Today, communications are more complicated. Users have many devices (mobile, desk and soft phones) on which they can use many services (voice, video, IM, text, push-totalk, email). In this more complicated environment, the information provided by basic presence is insufficient. Basic presence needs to evolve to the next step: rich presence.

 

Rich presence allows a user (called the presentity) to convey a wealth of information to other users (called watchers) who seek to communicate with the presentity. Rich presence tells the watcher information about presentities, their devices and their communications services on those devices. This wealth of information is necessary because the watcher needs to make a choice: Should I communicate now, and if so, how? Should I call? If so, should I call their mobile or their desk? Should I use IM? Try texting? Is he too busy to contact now, and should I try someone else? Rich presence needs to provide enough information so the watcher can make an intelligent choice from the various options.

 

Consider the following example: Bob is a project manager. He is commuting to work while dialed into a conference call from his mobile phone. His mobile phone supports corporate instant messaging as well. Bob also has a phone in his office. With basic IM, Bob's status would show him as available for IM since his phone, being 3G enabled, is logged in to the corporate IM system while he is on the call. Mary is working with Bob on an important project and needs to contact him. Since Bob appears available, Mary sends Bob an instant message. Bob tries to read it while driving and gets into an accident.

 

However, with rich presence, Mary can see a lot more.
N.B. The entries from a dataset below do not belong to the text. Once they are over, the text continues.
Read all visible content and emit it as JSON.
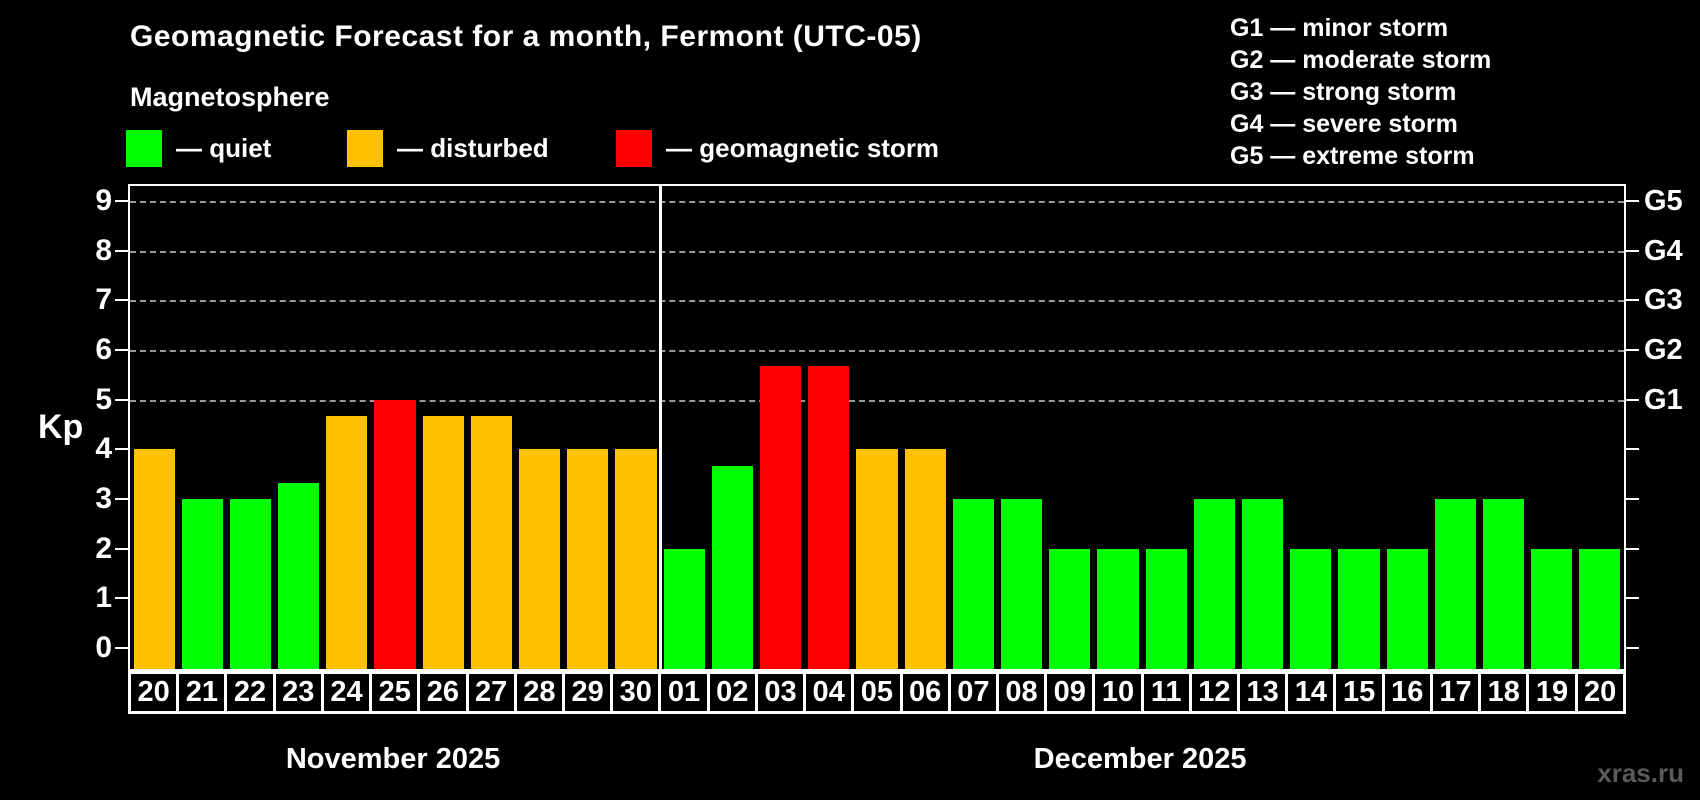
{
  "title": "Geomagnetic Forecast for a month, Fermont (UTC-05)",
  "subtitle": "Magnetosphere",
  "legend": {
    "items": [
      {
        "key": "quiet",
        "label": "— quiet",
        "color": "#00ff00"
      },
      {
        "key": "disturbed",
        "label": "— disturbed",
        "color": "#ffc100"
      },
      {
        "key": "storm",
        "label": "— geomagnetic storm",
        "color": "#ff0000"
      }
    ]
  },
  "storm_scale_legend": [
    "G1 — minor storm",
    "G2 — moderate storm",
    "G3 — strong storm",
    "G4 — severe storm",
    "G5 — extreme storm"
  ],
  "y_axis": {
    "label": "Kp",
    "ticks": [
      0,
      1,
      2,
      3,
      4,
      5,
      6,
      7,
      8,
      9
    ]
  },
  "right_axis": {
    "labels": [
      {
        "kp": 5,
        "text": "G1"
      },
      {
        "kp": 6,
        "text": "G2"
      },
      {
        "kp": 7,
        "text": "G3"
      },
      {
        "kp": 8,
        "text": "G4"
      },
      {
        "kp": 9,
        "text": "G5"
      }
    ]
  },
  "watermark": "xras.ru",
  "chart_data": {
    "type": "bar",
    "title": "Geomagnetic Forecast for a month, Fermont (UTC-05)",
    "ylabel": "Kp",
    "ylim": [
      0,
      9.4
    ],
    "grid": true,
    "gridlines_kp": [
      5,
      6,
      7,
      8,
      9
    ],
    "legend_position": "top",
    "colors": {
      "quiet": "#00ff00",
      "disturbed": "#ffc100",
      "storm": "#ff0000",
      "grid": "#999999",
      "axis": "#ffffff"
    },
    "months": [
      {
        "label": "November 2025",
        "days": [
          "20",
          "21",
          "22",
          "23",
          "24",
          "25",
          "26",
          "27",
          "28",
          "29",
          "30"
        ],
        "values": [
          4,
          3,
          3,
          3.33,
          4.67,
          5,
          4.67,
          4.67,
          4,
          4,
          4
        ],
        "status": [
          "disturbed",
          "quiet",
          "quiet",
          "quiet",
          "disturbed",
          "storm",
          "disturbed",
          "disturbed",
          "disturbed",
          "disturbed",
          "disturbed"
        ]
      },
      {
        "label": "December 2025",
        "days": [
          "01",
          "02",
          "03",
          "04",
          "05",
          "06",
          "07",
          "08",
          "09",
          "10",
          "11",
          "12",
          "13",
          "14",
          "15",
          "16",
          "17",
          "18",
          "19",
          "20"
        ],
        "values": [
          2,
          3.67,
          5.67,
          5.67,
          4,
          4,
          3,
          3,
          2,
          2,
          2,
          3,
          3,
          2,
          2,
          2,
          3,
          3,
          2,
          2
        ],
        "status": [
          "quiet",
          "quiet",
          "storm",
          "storm",
          "disturbed",
          "disturbed",
          "quiet",
          "quiet",
          "quiet",
          "quiet",
          "quiet",
          "quiet",
          "quiet",
          "quiet",
          "quiet",
          "quiet",
          "quiet",
          "quiet",
          "quiet",
          "quiet"
        ]
      }
    ]
  }
}
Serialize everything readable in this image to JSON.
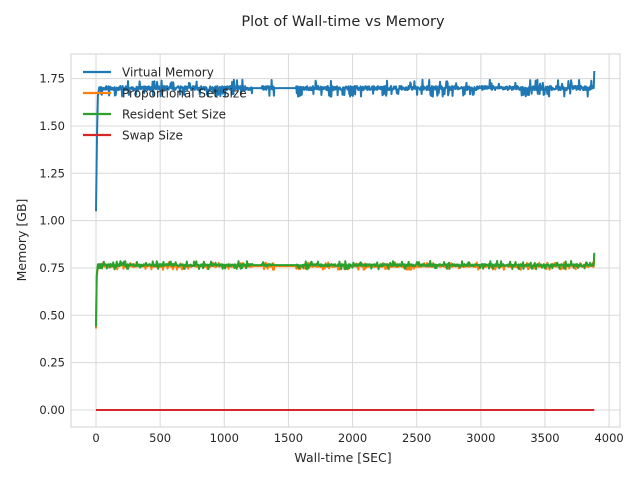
{
  "chart_data": {
    "type": "line",
    "title": "Plot of Wall-time vs Memory",
    "xlabel": "Wall-time [SEC]",
    "ylabel": "Memory [GB]",
    "xlim": [
      -195,
      4085
    ],
    "ylim": [
      -0.09,
      1.88
    ],
    "xticks": [
      0,
      500,
      1000,
      1500,
      2000,
      2500,
      3000,
      3500,
      4000
    ],
    "xtick_labels": [
      "0",
      "500",
      "1000",
      "1500",
      "2000",
      "2500",
      "3000",
      "3500",
      "4000"
    ],
    "yticks": [
      0.0,
      0.25,
      0.5,
      0.75,
      1.0,
      1.25,
      1.5,
      1.75
    ],
    "ytick_labels": [
      "0.00",
      "0.25",
      "0.50",
      "0.75",
      "1.00",
      "1.25",
      "1.50",
      "1.75"
    ],
    "grid": true,
    "legend_position": "top-left",
    "gaps": [
      [
        1220,
        1290
      ],
      [
        1390,
        1560
      ]
    ],
    "series": [
      {
        "name": "Virtual Memory",
        "color": "#1f77b4",
        "x": [
          0,
          3,
          8,
          15,
          25,
          3880,
          3885
        ],
        "values": [
          1.05,
          1.22,
          1.45,
          1.66,
          1.7,
          1.7,
          1.79
        ],
        "base": 1.7,
        "noise_amp": 0.045
      },
      {
        "name": "Proportional Set Size",
        "color": "#ff7f0e",
        "x": [
          0,
          5,
          15,
          3880,
          3885
        ],
        "values": [
          0.43,
          0.7,
          0.76,
          0.76,
          0.82
        ],
        "base": 0.76,
        "noise_amp": 0.02
      },
      {
        "name": "Resident Set Size",
        "color": "#2ca02c",
        "x": [
          0,
          5,
          15,
          3880,
          3885
        ],
        "values": [
          0.44,
          0.71,
          0.77,
          0.77,
          0.83
        ],
        "base": 0.765,
        "noise_amp": 0.022
      },
      {
        "name": "Swap Size",
        "color": "#d62728",
        "x": [
          0,
          3885
        ],
        "values": [
          0.0,
          0.0
        ],
        "base": 0.0,
        "noise_amp": 0.0
      }
    ]
  }
}
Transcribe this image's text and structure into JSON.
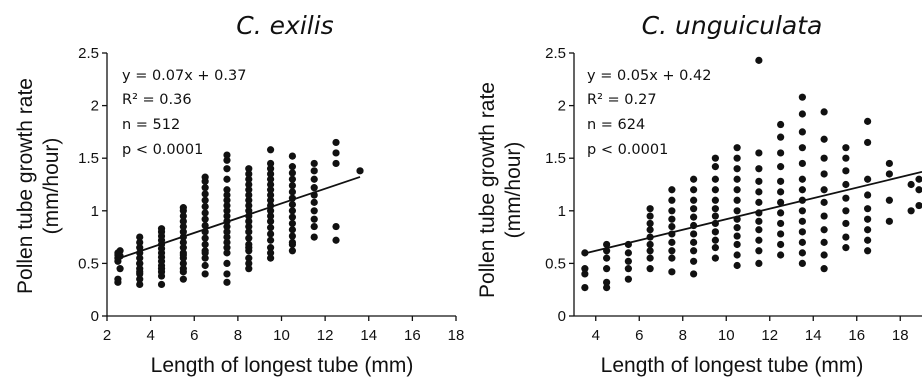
{
  "chart_data": [
    {
      "type": "scatter",
      "title": "C. exilis",
      "xlabel": "Length of longest tube (mm)",
      "ylabel_line1": "Pollen tube growth rate",
      "ylabel_line2": "(mm/hour)",
      "xlim": [
        2,
        18
      ],
      "ylim": [
        0,
        2.5
      ],
      "xticks": [
        2,
        4,
        6,
        8,
        10,
        12,
        14,
        16,
        18
      ],
      "yticks": [
        0,
        0.5,
        1,
        1.5,
        2,
        2.5
      ],
      "xtick_labels": [
        "2",
        "4",
        "6",
        "8",
        "10",
        "12",
        "14",
        "16",
        "18"
      ],
      "ytick_labels": [
        "0",
        "0.5",
        "1",
        "1.5",
        "2",
        "2.5"
      ],
      "annotations": [
        "y = 0.07x  + 0.37",
        "R² = 0.36",
        "n = 512",
        "p < 0.0001"
      ],
      "fit": {
        "slope": 0.07,
        "intercept": 0.37,
        "x_range": [
          2.5,
          13.6
        ]
      },
      "points_summary": {
        "x_min": 2.5,
        "x_max": 13.6,
        "y_min": 0.3,
        "y_max": 1.65
      },
      "series": [
        {
          "x": [
            2.5,
            2.5,
            2.5,
            2.5,
            2.5,
            2.5,
            2.6,
            2.6,
            2.6,
            3.5,
            3.5,
            3.5,
            3.5,
            3.5,
            3.5,
            3.5,
            3.5,
            3.5,
            3.5,
            3.5,
            3.5,
            4.5,
            4.5,
            4.5,
            4.5,
            4.5,
            4.5,
            4.5,
            4.5,
            4.5,
            4.5,
            4.5,
            4.5,
            4.5,
            4.5,
            5.5,
            5.5,
            5.5,
            5.5,
            5.5,
            5.5,
            5.5,
            5.5,
            5.5,
            5.5,
            5.5,
            5.5,
            5.5,
            5.5,
            5.5,
            5.5,
            6.5,
            6.5,
            6.5,
            6.5,
            6.5,
            6.5,
            6.5,
            6.5,
            6.5,
            6.5,
            6.5,
            6.5,
            6.5,
            6.5,
            6.5,
            6.5,
            6.5,
            7.5,
            7.5,
            7.5,
            7.5,
            7.5,
            7.5,
            7.5,
            7.5,
            7.5,
            7.5,
            7.5,
            7.5,
            7.5,
            7.5,
            7.5,
            7.5,
            7.5,
            7.5,
            7.5,
            7.5,
            8.5,
            8.5,
            8.5,
            8.5,
            8.5,
            8.5,
            8.5,
            8.5,
            8.5,
            8.5,
            8.5,
            8.5,
            8.5,
            8.5,
            8.5,
            8.5,
            8.5,
            8.5,
            8.5,
            8.5,
            9.5,
            9.5,
            9.5,
            9.5,
            9.5,
            9.5,
            9.5,
            9.5,
            9.5,
            9.5,
            9.5,
            9.5,
            9.5,
            9.5,
            9.5,
            9.5,
            9.5,
            9.5,
            9.5,
            10.5,
            10.5,
            10.5,
            10.5,
            10.5,
            10.5,
            10.5,
            10.5,
            10.5,
            10.5,
            10.5,
            10.5,
            10.5,
            10.5,
            10.5,
            10.5,
            11.5,
            11.5,
            11.5,
            11.5,
            11.5,
            11.5,
            11.5,
            11.5,
            11.5,
            11.5,
            12.5,
            12.5,
            12.5,
            12.5,
            12.5,
            13.6
          ],
          "y": [
            0.32,
            0.35,
            0.52,
            0.55,
            0.58,
            0.6,
            0.62,
            0.45,
            0.57,
            0.3,
            0.35,
            0.4,
            0.45,
            0.5,
            0.55,
            0.6,
            0.65,
            0.7,
            0.75,
            0.5,
            0.42,
            0.3,
            0.38,
            0.42,
            0.48,
            0.52,
            0.56,
            0.6,
            0.64,
            0.68,
            0.72,
            0.76,
            0.8,
            0.83,
            0.45,
            0.35,
            0.42,
            0.5,
            0.55,
            0.6,
            0.65,
            0.7,
            0.75,
            0.8,
            0.85,
            0.9,
            0.95,
            1.0,
            1.03,
            0.45,
            0.58,
            0.4,
            0.48,
            0.55,
            0.62,
            0.68,
            0.74,
            0.8,
            0.86,
            0.92,
            0.98,
            1.04,
            1.1,
            1.16,
            1.22,
            1.28,
            1.32,
            0.6,
            0.32,
            0.4,
            0.5,
            0.6,
            0.65,
            0.7,
            0.75,
            0.8,
            0.85,
            0.9,
            0.95,
            1.0,
            1.05,
            1.1,
            1.15,
            1.2,
            1.3,
            1.4,
            1.48,
            1.53,
            0.45,
            0.55,
            0.62,
            0.68,
            0.74,
            0.8,
            0.85,
            0.9,
            0.95,
            1.0,
            1.05,
            1.1,
            1.15,
            1.2,
            1.25,
            1.3,
            1.35,
            1.4,
            0.5,
            0.65,
            0.55,
            0.65,
            0.72,
            0.78,
            0.84,
            0.9,
            0.95,
            1.0,
            1.05,
            1.1,
            1.15,
            1.2,
            1.25,
            1.3,
            1.35,
            1.4,
            1.45,
            1.58,
            0.6,
            0.62,
            0.7,
            0.76,
            0.82,
            0.88,
            0.94,
            1.0,
            1.06,
            1.12,
            1.18,
            1.24,
            1.3,
            1.36,
            1.42,
            1.52,
            0.68,
            0.75,
            0.85,
            0.92,
            1.0,
            1.08,
            1.15,
            1.22,
            1.3,
            1.38,
            1.45,
            0.72,
            0.85,
            1.45,
            1.55,
            1.65,
            1.38
          ]
        }
      ]
    },
    {
      "type": "scatter",
      "title": "C. unguiculata",
      "xlabel": "Length of longest tube (mm)",
      "ylabel_line1": "Pollen tube growth rate",
      "ylabel_line2": "(mm/hour)",
      "xlim": [
        3,
        19
      ],
      "ylim": [
        0,
        2.5
      ],
      "xticks": [
        4,
        6,
        8,
        10,
        12,
        14,
        16,
        18
      ],
      "yticks": [
        0,
        0.5,
        1,
        1.5,
        2,
        2.5
      ],
      "xtick_labels": [
        "4",
        "6",
        "8",
        "10",
        "12",
        "14",
        "16",
        "18"
      ],
      "ytick_labels": [
        "0",
        "0.5",
        "1",
        "1.5",
        "2",
        "2.5"
      ],
      "annotations": [
        "y = 0.05x + 0.42",
        "R² = 0.27",
        "n = 624",
        "p < 0.0001"
      ],
      "fit": {
        "slope": 0.05,
        "intercept": 0.42,
        "x_range": [
          3.5,
          19
        ]
      },
      "points_summary": {
        "x_min": 3.5,
        "x_max": 19,
        "y_min": 0.27,
        "y_max": 2.43
      },
      "series": [
        {
          "x": [
            3.5,
            3.5,
            3.5,
            3.5,
            4.5,
            4.5,
            4.5,
            4.5,
            4.5,
            4.5,
            5.5,
            5.5,
            5.5,
            5.5,
            5.5,
            6.5,
            6.5,
            6.5,
            6.5,
            6.5,
            6.5,
            6.5,
            6.5,
            6.5,
            7.5,
            7.5,
            7.5,
            7.5,
            7.5,
            7.5,
            7.5,
            7.5,
            7.5,
            7.5,
            8.5,
            8.5,
            8.5,
            8.5,
            8.5,
            8.5,
            8.5,
            8.5,
            8.5,
            8.5,
            8.5,
            9.5,
            9.5,
            9.5,
            9.5,
            9.5,
            9.5,
            9.5,
            9.5,
            9.5,
            9.5,
            9.5,
            9.5,
            10.5,
            10.5,
            10.5,
            10.5,
            10.5,
            10.5,
            10.5,
            10.5,
            10.5,
            10.5,
            10.5,
            10.5,
            10.5,
            11.5,
            11.5,
            11.5,
            11.5,
            11.5,
            11.5,
            11.5,
            11.5,
            11.5,
            11.5,
            11.5,
            11.5,
            12.5,
            12.5,
            12.5,
            12.5,
            12.5,
            12.5,
            12.5,
            12.5,
            12.5,
            12.5,
            12.5,
            12.5,
            13.5,
            13.5,
            13.5,
            13.5,
            13.5,
            13.5,
            13.5,
            13.5,
            13.5,
            13.5,
            13.5,
            13.5,
            13.5,
            13.5,
            14.5,
            14.5,
            14.5,
            14.5,
            14.5,
            14.5,
            14.5,
            14.5,
            14.5,
            14.5,
            14.5,
            15.5,
            15.5,
            15.5,
            15.5,
            15.5,
            15.5,
            15.5,
            15.5,
            15.5,
            16.5,
            16.5,
            16.5,
            16.5,
            16.5,
            16.5,
            16.5,
            16.5,
            16.5,
            17.5,
            17.5,
            17.5,
            17.5,
            18.5,
            18.5,
            19.0,
            19.0,
            19.0
          ],
          "y": [
            0.27,
            0.4,
            0.45,
            0.6,
            0.27,
            0.32,
            0.45,
            0.55,
            0.62,
            0.68,
            0.35,
            0.45,
            0.52,
            0.6,
            0.68,
            0.45,
            0.55,
            0.62,
            0.68,
            0.75,
            0.82,
            0.88,
            0.95,
            1.02,
            0.42,
            0.55,
            0.62,
            0.7,
            0.78,
            0.85,
            0.92,
            1.0,
            1.1,
            1.2,
            0.4,
            0.52,
            0.62,
            0.7,
            0.78,
            0.86,
            0.94,
            1.02,
            1.1,
            1.2,
            1.3,
            0.55,
            0.65,
            0.72,
            0.8,
            0.88,
            0.95,
            1.02,
            1.1,
            1.2,
            1.3,
            1.42,
            1.5,
            0.48,
            0.58,
            0.68,
            0.76,
            0.84,
            0.92,
            1.0,
            1.1,
            1.2,
            1.3,
            1.4,
            1.5,
            1.6,
            0.5,
            0.62,
            0.72,
            0.82,
            0.9,
            0.98,
            1.08,
            1.18,
            1.28,
            1.4,
            1.55,
            2.43,
            0.58,
            0.68,
            0.78,
            0.88,
            0.98,
            1.08,
            1.18,
            1.28,
            1.42,
            1.55,
            1.7,
            1.82,
            0.5,
            0.6,
            0.7,
            0.8,
            0.9,
            1.0,
            1.1,
            1.2,
            1.3,
            1.45,
            1.6,
            1.75,
            1.92,
            2.08,
            0.45,
            0.58,
            0.7,
            0.82,
            0.95,
            1.08,
            1.2,
            1.35,
            1.5,
            1.68,
            1.94,
            0.65,
            0.75,
            0.88,
            1.0,
            1.12,
            1.25,
            1.38,
            1.5,
            1.6,
            0.62,
            0.72,
            0.82,
            0.92,
            1.02,
            1.15,
            1.3,
            1.65,
            1.85,
            0.9,
            1.1,
            1.35,
            1.45,
            1.0,
            1.25,
            1.05,
            1.2,
            1.3
          ]
        }
      ]
    }
  ]
}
Rich presence would tell Mary that Bob is in a meeting, that he is on the phone, and that the call is a conference call. It would tell Mary that Bob is in transit and perhaps even give Mary an indication of where Bob is. Rich presence would tell Mary that Bob can be contacted by IM and by voice, and that Bob has mobile and desk phones. With that information, Mary can determine whether the topic is important enough to interrupt Bob, in which case she would call his mobile, or she can elect to wait until he gets to the office and then call his desk phone or send him an instant message. She decides to call him. They chat quickly and Bob arrives at the office safe and sound.

 

Technically, a rich presence system has two components. The first is a mechanism for representing and exchanging rich presence information. Fortunately, that part of the problem has been solved: IETF has defined a suite of specifications for exchanging rich presence information. The problem's second part involves integrating presence servers with other system components so that rich presence is automatically determined. Users don't keep their information up-to-date, so rich presence must be extracted from existing information sources, such as calendars, conferencing systems, call agents, IM systems and the network infrastructure with location awareness. Those sources, combined, are sufficient to automatically produce the rich presence in the example above. The need for rich presence is really linked with a simple concept: The richness of presence must match the richness of the communications it manages. With basic telephone service, taking the phone off the hook was good enough. With basic IM, an online/offline indicator was good enough. Rich communications - voice, IM and video across multiple devices - demand rich presence.